一个月后,周学士回来了,泉州赈灾圆满结束。
周学士刚到那儿的时候,百姓们对他并不信任,因为早在他们到来之前,就有一批人来过,他们不管百姓的死活,只管收取百姓的钱财,这批人临走之前口口声声说,后面来了谁也不济,他们这群贱民的命不值钱,上面才不在意,他们要的是银子。
当地乡绅趁着干旱抬高粮价,百姓根本买不起,每天都有饿死的人。
周学士在安抚了百姓之后,并没有开仓放粮,而是将粮食价格抬得更高。
富商们觉得有利可图,纷纷从外地买进粮食。
就在这时,周学士却突然开仓放粮,百姓们得到粮食,富商们的粮食自然就打了水漂,如果退回去,高昂的运费,只会让他们亏本。
富商们不得不降价出售粮食,是以周学士虽带的粮食不够,也解决了问题。
这日是天下医馆开张的日子,姜止招募那些想学医的女子当学徒,等她们学成了,就可以留在医馆工作。
家境贫寒的,姜止还根据她们的表现给予奖励,帮助她们维持生活。
铺子卖了,夏掌柜回到她身边,帮着管理医馆。
自此以后,天下女子看诊不再是一件羞耻的事,部分贵族小姐也慕名前来学医。
元佑看着天下医馆越来越好,整日跟在姜止身边,甘愿做个药童,为她递药磨药。
皇上身体康健,国事暂时轮不到他操心,但是阿止这么优秀,不看得紧些,难保哪日就被人拐跑了。
远处,一名白衣男子淡淡看着这一幕。
白简已经考中状元,今年就要上任了。
作为姜止的师兄,姜止完成了自己的理想,他当然要来贺她。
姜止看见了远处的人,让人去把他请来。
“师兄怎么连我医馆开业的日子都不来,难道不为我高兴吗?”
“高兴高兴,怎会不高兴!”白简拿出早已准备好的贺礼。
姜止自然也知道他高中状元的事。
白简有他的抱负,可他是白家人,不得不为白家着想,白家的荣辱,不能断送在他手里,所以他即便酷爱医术,也不得不入仕。

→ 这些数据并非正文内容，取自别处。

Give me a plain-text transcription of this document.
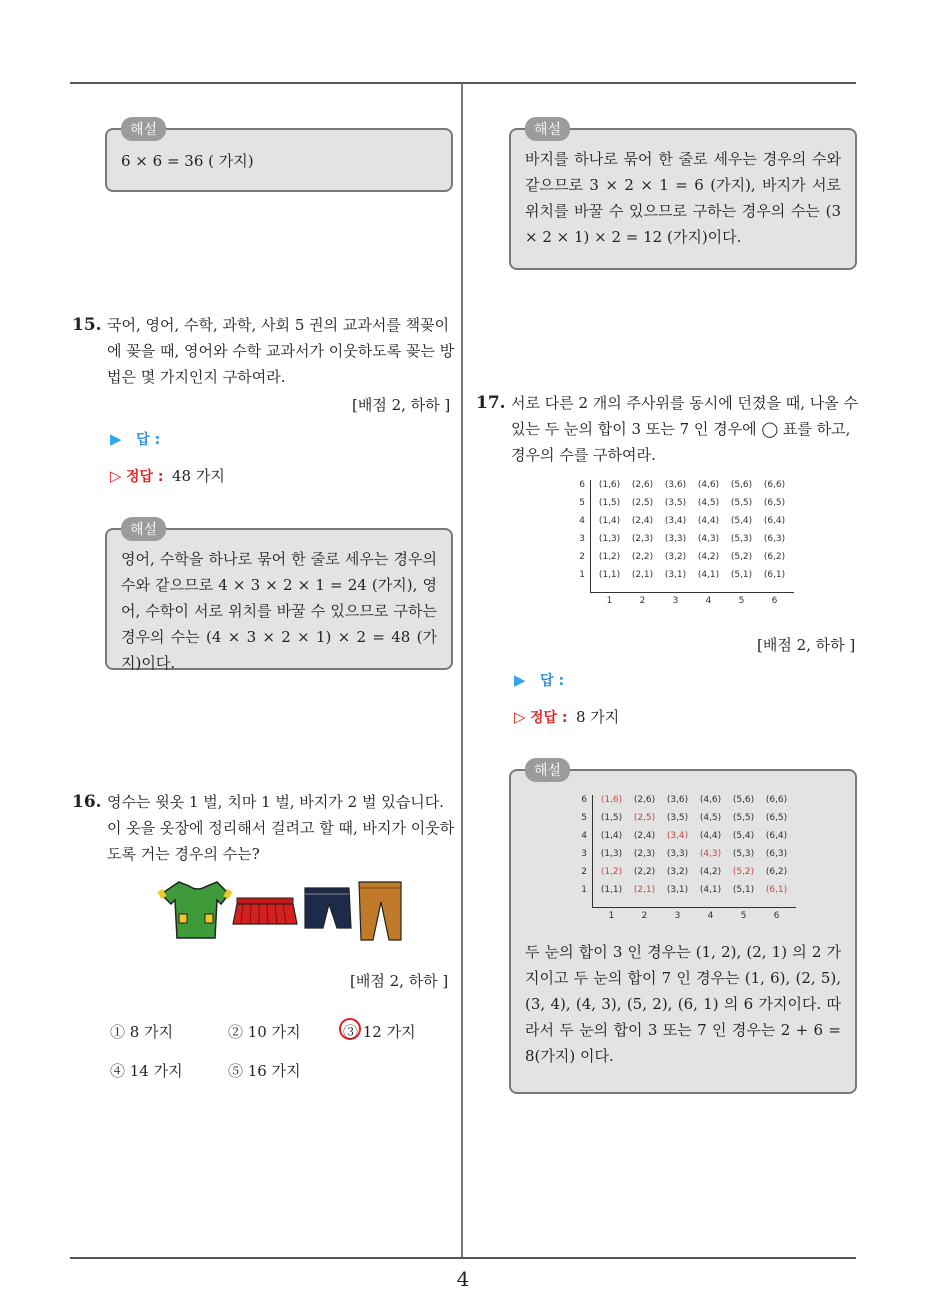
4
해설

6 × 6 = 36 ( 가지)

15. 국어, 영어, 수학, 과학, 사회 5 권의 교과서를 책꽂이에 꽂을 때, 영어와 수학 교과서가 이웃하도록 꽂는 방법은 몇 가지인지 구하여라.
[배점 2, 하하 ]
▶ 답 :
▷ 정답 : 48 가지
해설

영어, 수학을 하나로 묶어 한 줄로 세우는 경우의 수와 같으므로 4 × 3 × 2 × 1 = 24 (가지), 영어, 수학이 서로 위치를 바꿀 수 있으므로 구하는 경우의 수는 (4 × 3 × 2 × 1) × 2 = 48 (가지)이다.

16. 영수는 윗옷 1 벌, 치마 1 벌, 바지가 2 벌 있습니다. 이 옷을 옷장에 정리해서 걸려고 할 때, 바지가 이웃하도록 거는 경우의 수는?
[배점 2, 하하 ]
① 8 가지	② 10 가지	③ 12 가지
④ 14 가지	⑤ 16 가지
해설

바지를 하나로 묶어 한 줄로 세우는 경우의 수와 같으므로 3 × 2 × 1 = 6 (가지), 바지가 서로 위치를 바꿀 수 있으므로 구하는 경우의 수는 (3 × 2 × 1) × 2 = 12 (가지)이다.

17. 서로 다른 2 개의 주사위를 동시에 던졌을 때, 나올 수 있는 두 눈의 합이 3 또는 7 인 경우에 ◯ 표를 하고, 경우의 수를 구하여라.
6	(1,6)	(2,6)	(3,6)	(4,6)	(5,6)	(6,6)
5	(1,5)	(2,5)	(3,5)	(4,5)	(5,5)	(6,5)
4	(1,4)	(2,4)	(3,4)	(4,4)	(5,4)	(6,4)
3	(1,3)	(2,3)	(3,3)	(4,3)	(5,3)	(6,3)
2	(1,2)	(2,2)	(3,2)	(4,2)	(5,2)	(6,2)
1	(1,1)	(2,1)	(3,1)	(4,1)	(5,1)	(6,1)
1	2	3	4	5	6
[배점 2, 하하 ]
▶ 답 :
▷ 정답 : 8 가지
해설
6	(1,6)	(2,6)	(3,6)	(4,6)	(5,6)	(6,6)
5	(1,5)	(2,5)	(3,5)	(4,5)	(5,5)	(6,5)
4	(1,4)	(2,4)	(3,4)	(4,4)	(5,4)	(6,4)
3	(1,3)	(2,3)	(3,3)	(4,3)	(5,3)	(6,3)
2	(1,2)	(2,2)	(3,2)	(4,2)	(5,2)	(6,2)
1	(1,1)	(2,1)	(3,1)	(4,1)	(5,1)	(6,1)
1	2	3	4	5	6

두 눈의 합이 3 인 경우는 (1, 2), (2, 1) 의 2 가지이고 두 눈의 합이 7 인 경우는 (1, 6), (2, 5), (3, 4), (4, 3), (5, 2), (6, 1) 의 6 가지이다. 따라서 두 눈의 합이 3 또는 7 인 경우는 2 + 6 = 8(가지) 이다.
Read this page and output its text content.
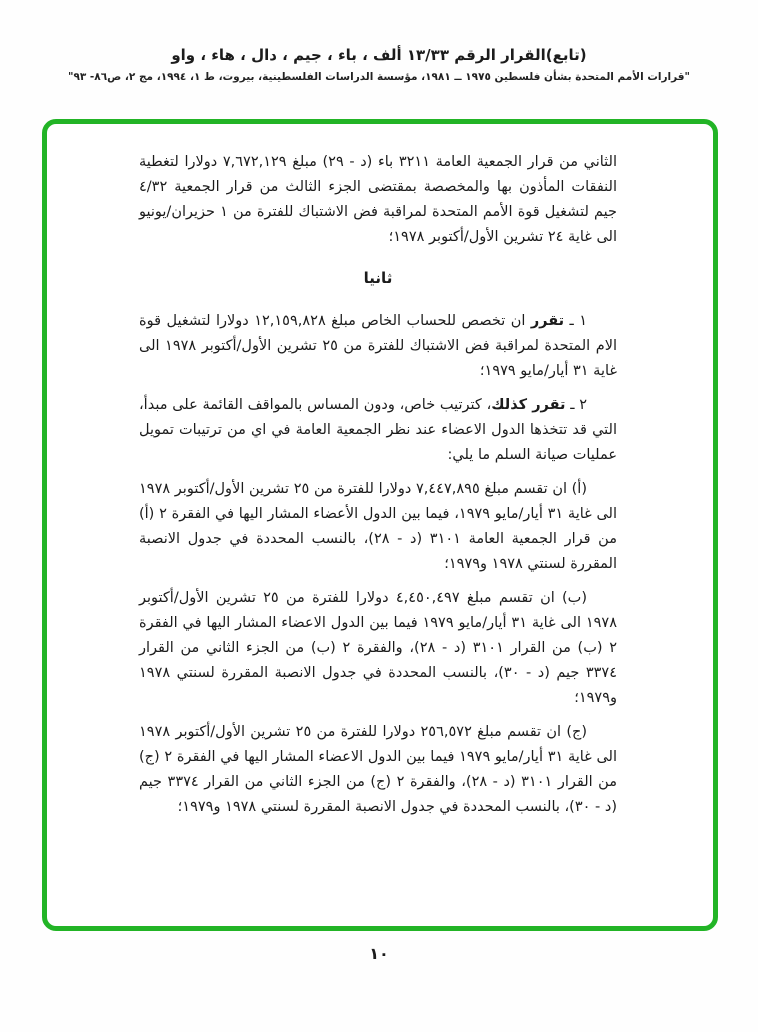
(تابع)القرار الرقم ١٣/٣٣ ألف ، باء ، جيم ، دال ، هاء ، واو
"قرارات الأمم المتحدة بشأن فلسطين ١٩٧٥ ــ ١٩٨١، مؤسسة الدراسات الفلسطينية، بيروت، ط ١، ١٩٩٤، مج ٢، ص٨٦- ٩٣"

الثاني من قرار الجمعية العامة ٣٢١١ باء (د - ٢٩) مبلغ ٧,٦٧٢,١٢٩ دولارا لتغطية النفقات المأذون بها والمخصصة بمقتضى الجزء الثالث من قرار الجمعية ٤/٣٢ جيم لتشغيل قوة الأمم المتحدة لمراقبة فض الاشتباك للفترة من ١ حزيران/يونيو الى غاية ٢٤ تشرين الأول/أكتوبر ١٩٧٨؛

ثانيا

١ ـ تقرر ان تخصص للحساب الخاص مبلغ ١٢,١٥٩,٨٢٨ دولارا لتشغيل قوة الام المتحدة لمراقبة فض الاشتباك للفترة من ٢٥ تشرين الأول/أكتوبر ١٩٧٨ الى غاية ٣١ أيار/مايو ١٩٧٩؛

٢ ـ تقرر كذلك، كترتيب خاص، ودون المساس بالمواقف القائمة على مبدأ، التي قد تتخذها الدول الاعضاء عند نظر الجمعية العامة في اي من ترتيبات تمويل عمليات صيانة السلم ما يلي:

(أ) ان تقسم مبلغ ٧,٤٤٧,٨٩٥ دولارا للفترة من ٢٥ تشرين الأول/أكتوبر ١٩٧٨ الى غاية ٣١ أيار/مايو ١٩٧٩، فيما بين الدول الأعضاء المشار اليها في الفقرة ٢ (أ) من قرار الجمعية العامة ٣١٠١ (د - ٢٨)، بالنسب المحددة في جدول الانصبة المقررة لسنتي ١٩٧٨ و١٩٧٩؛

(ب) ان تقسم مبلغ ٤,٤٥٠,٤٩٧ دولارا للفترة من ٢٥ تشرين الأول/أكتوبر ١٩٧٨ الى غاية ٣١ أيار/مايو ١٩٧٩ فيما بين الدول الاعضاء المشار اليها في الفقرة ٢ (ب) من القرار ٣١٠١ (د - ٢٨)، والفقرة ٢ (ب) من الجزء الثاني من القرار ٣٣٧٤ جيم (د - ٣٠)، بالنسب المحددة في جدول الانصبة المقررة لسنتي ١٩٧٨ و١٩٧٩؛

(ج) ان تقسم مبلغ ٢٥٦,٥٧٢ دولارا للفترة من ٢٥ تشرين الأول/أكتوبر ١٩٧٨ الى غاية ٣١ أيار/مايو ١٩٧٩ فيما بين الدول الاعضاء المشار اليها في الفقرة ٢ (ج) من القرار ٣١٠١ (د - ٢٨)، والفقرة ٢ (ج) من الجزء الثاني من القرار ٣٣٧٤ جيم (د - ٣٠)، بالنسب المحددة في جدول الانصبة المقررة لسنتي ١٩٧٨ و١٩٧٩؛

١٠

姜止看出了他眼里的遗憾:“师兄,谁说人一生只能做一件事,无事的时候,你可以来我医馆,有师兄坐镇,我求之不得!”
白简眼前一亮。
某人就不高兴了,“唉,我先说好,你与我家阿止保持距离。”
白简尴尬地道:“这个自然。”
在这热闹之外,还有一个人远远看着这一幕。
芸姨娘的事姜彦都知道了,他早就猜到母亲有什么事瞒着他,母亲果然做了对不起长姐的事,长姐对他那么好,他有什么脸面出现在长姐面前?
他唯一能做的,便是日后出人头地,在背后默默帮助长姐,替母亲赎罪……
姜彦有意避着自己,姜止怎会不知。
姜止再疼爱他,也知他们回不去了,只能在私底下嘱咐下人勿要亏待了他。
姜彦越发刻苦,长进很快,常被夫子们夸耀。
那日姜淮与终于问出了长久以来想问的事。
“止儿,你娘她,还活着吗?”
姜止没好气,“父亲想母亲活着,还是想母亲死了?母亲有没有活着,与父亲又有什么关系?”
当年是他将母亲推开的,现在又来装什么深情?
姜淮与知道答案了,他热泪盈眶,挽月她真的还活着。
“如果你见到她,代为父向她问声好,是为父对不起她。”
姜淮与头上又长了些白发,走路也似乎有些蹒跚了。
可是莫说姜淮与,就是姜止自己也不知道林挽月在哪儿。
她只知道母亲还活着,母亲还在天涯的一角,做着她想做的事。
同年七月,姜止诊出喜脉。
整个东宫都沉浸在喜悦中,元佑抱着她转了一圈又一圈。
姜止脸上都是快做母亲的喜悦,见他都快做父亲了,还这般莽撞,嗔道:“佑,仔细闪着孩子。”
元佑只觉得怎么宝贝姜止都宝贝不够。